Multiple riders took fright when Vietnam’s longest cable car abruptly halted, leaving them trapped in mid-air over water for more than an hour on Saturday.
The incident played out at around 3:00 pm on a sweltering afternoon on the Hon Thom Cable Car in Kien Giang Province, located in southwestern Vietnam.
The passengers, including children and elderly people, felt tired and very worried at the time when they were accompanied by no staff member from the cable car operator.
A rider called an emergency number and received the news that a switch from one electric generator to another had caused the cable car to stall.
He was reassured that the problem would be handled in only five minutes.
But an hour passed without the situation improving, and passengers began making numerous telephone calls for help.

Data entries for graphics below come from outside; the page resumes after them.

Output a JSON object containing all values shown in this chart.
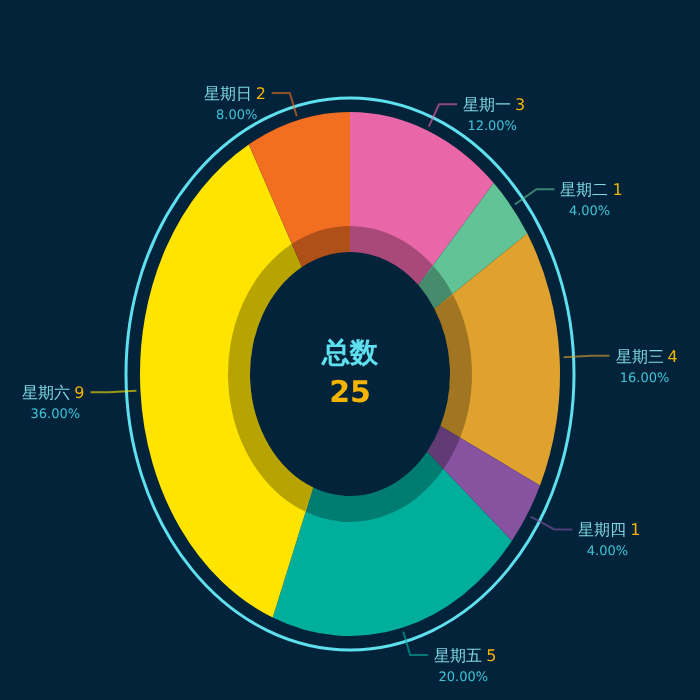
{
  "chart_data": {
    "type": "donut",
    "title": "总数",
    "annotations": [
      "25",
      "12.00%",
      "4.00%",
      "16.00%",
      "4.00%",
      "20.00%",
      "36.00%",
      "8.00%"
    ],
    "categories": [
      "星期一",
      "星期二",
      "星期三",
      "星期四",
      "星期五",
      "星期六",
      "星期日"
    ],
    "values": [
      3,
      1,
      4,
      1,
      5,
      9,
      2
    ],
    "colors": [
      "#e966a8",
      "#62c396",
      "#e0a22e",
      "#8752a0",
      "#00ae9c",
      "#ffe400",
      "#f26f22"
    ],
    "data_labels": true
  }
}
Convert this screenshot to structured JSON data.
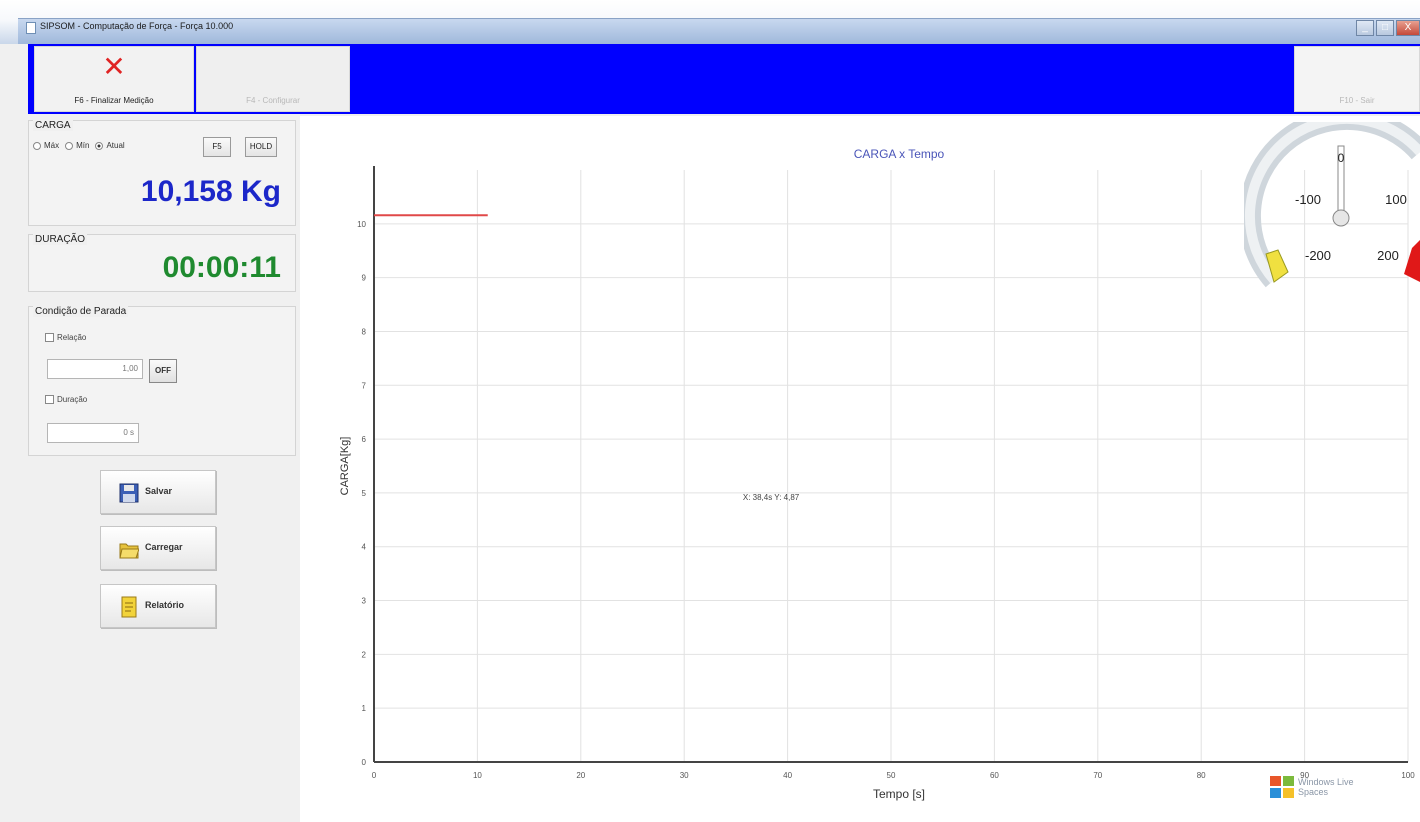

“That was the first time I had taken a cable car ride, but I found myself dangling in mid-air for over one hour without drinking water while the temperature was really scorching,” Nguyen Ngoc Tan, a 62-year-old passenger, recalled.
“I called my family, and they cried because of anxiety.”
Nguyen Huu Tuynh, deputy director of Sun Group, the Hon Thom Cable Car’s developer, said that all stranded passengers eventually came to the terminal safely.
Sun Group extended apologies to the riders and refunded their cable car fares, Tuynh said.
A power glitch prompted the cars to stop, he confirmed.
The Hon Thom Cable Car stretches around 7,899 meters from a town on Vietnam’s tourist mecca of Phu Quoc Island to the neighboring smaller islands of Hon Roi and Hon Thom.
The ropeway, launched in February, was recognized by the Guinness World Records as the world’s longest non-stop three-rope cable car.
The cable car system has 69 cabins, offering free Wi-Fi, with a capacity of up to 30 passengers each, and they can move at the maximum speed of 8.5 meters per second.
Its largest support tower stands about 174 meters above sea level.